If you shot a gun and dropped a bullet at the same time, how could they land at the same time? Wouldn't the acceleration behind the bullet keep it in the air longer?

If you shot the bullet horizontally, it really would hit the ground at the same time as the bullet you simply dropped. During the firing, the bullet would accelerate like crazy, but only horizontally. It would leave the gun with a velocity that was only in the horizontal direction. With no forces pushing on it horizontally after that (we'll neglect air resistance), the bullet will make steady progress down field. But at the same time, it will begin to fall. The vertical component of its velocity will gradually increase in the downward direction as it falls. Like the dropped bullet, it will drift downward faster and faster and the two will hit the ground together.

If the downward motion of lifting a weight transfers energy to you, why does your arm get tired?

Your body is unable to store working that is done on it and also wastes energy even when it is not doing any work. When you lower a weight, the weight does transfer energy to you, but your body turns that energy into thermal energy. You get a little bit hotter. If you were made out of rubber, you might store it as elastic potential energy (like a stretched rubber band). Instead, your muscles don't save the energy in a useful form. As for getting tired, your muscles turn food energy into thermal energy even when you aren't doing work. That's what happens during isometric exercises. There's nothing you can do about it. It's like a car, which wastes energy when it's stopped at a light.

In the book, pg. 24, last paragraph you write: "By doing work on the piano, you're increasing its energy, transferring energy from it to yourself." Wouldn't the transfer be from you to the piano?

Yes, and that is how it appears in the book. The last few words there are actually "energy to it from yourself."

If Newton's third law is true - then how can you move anything? If it exerts the exact same amount of force on you that you exert on it, wouldn't the net force be zero and the object wouldn't move?

The total force on the two of you (the object you're pushing on and you yourself) would be zero, but the object would be experiencing a force and you would be experiencing a force. As a result, the object accelerates in one direction and you accelerate in the other! To see this, imaging standing on a frozen pond with a friend. If the two of you push on one another, you will both experience forces. You will push your friend away from you and your friend will push you in the opposite direction. You will both accelerate and begin to drift apart. Each of you individually will experience a net force. (It's true that the two of you together will experience zero net force, which means that as a combined object, you won't accelerate. The way this appears is that your overall center of mass won't accelerate. It will remain in the middle of the pond even as the two of you travel apart toward opposite sides of the pond.)

How do you push a shopping cart and have the cart exert the same force on you, if you are still traveling forward? Friction? Air Resistance?

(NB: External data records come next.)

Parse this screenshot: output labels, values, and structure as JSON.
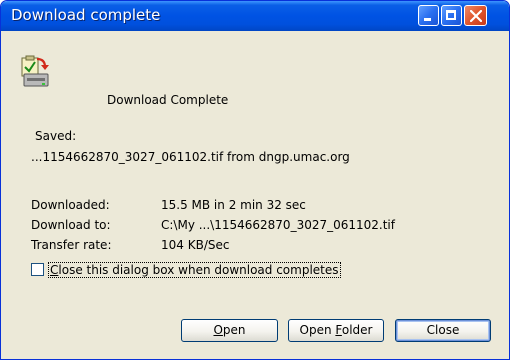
{
  "window": {
    "title": "Download complete",
    "controls": [
      "minimize-icon",
      "maximize-icon",
      "close-icon"
    ]
  },
  "header": {
    "icon": "download-complete-icon",
    "message": "Download Complete"
  },
  "saved": {
    "label": "Saved:",
    "value": "...1154662870_3027_061102.tif from dngp.umac.org"
  },
  "details": {
    "downloaded_label": "Downloaded:",
    "downloaded_value": "15.5 MB in 2 min 32 sec",
    "download_to_label": "Download to:",
    "download_to_value": "C:\\My ...\\1154662870_3027_061102.tif",
    "transfer_rate_label": "Transfer rate:",
    "transfer_rate_value": "104 KB/Sec"
  },
  "option": {
    "close_when_done_label_accel": "C",
    "close_when_done_label_rest": "lose this dialog box when download completes",
    "checked": false
  },
  "buttons": {
    "open_accel": "O",
    "open_rest": "pen",
    "open_folder_pre": "Open ",
    "open_folder_accel": "F",
    "open_folder_rest": "older",
    "close": "Close"
  },
  "colors": {
    "titlebar": "#0053e4",
    "dialog_background": "#ece9d8",
    "close_button": "#e0552b"
  }
}
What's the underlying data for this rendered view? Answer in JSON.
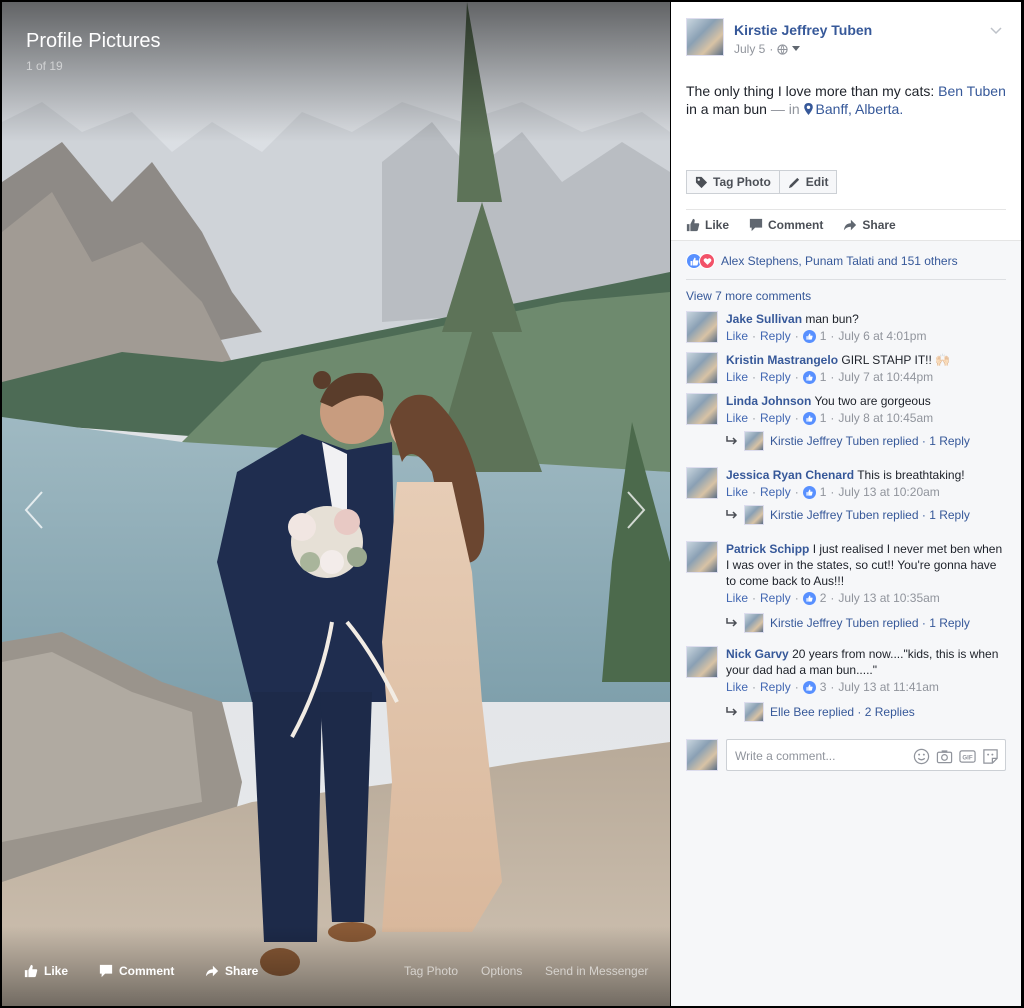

When you push a shopping cart straight forward down an aisle (just making things simple here), you are pushing it forward and it is pushing you backward. If nothing else were pushing on the two of you, the cart would accelerate forward and you would accelerate backward. But the cart is experiencing friction and air resistance, both of which tend to slow it down. They are pushing the cart backward. So you must keep pushing it forward to ensure that it experiences zero net force and continues at constant forward velocity. As for you, you need a force to keep yourself heading forward; otherwise the cart's backward force on you would slow you down. So you push backward on the ground with the soles of your shoes. The ground pushes back (using friction) and propels you forward. As a result, you also experience zero net force and move forward at constant velocity.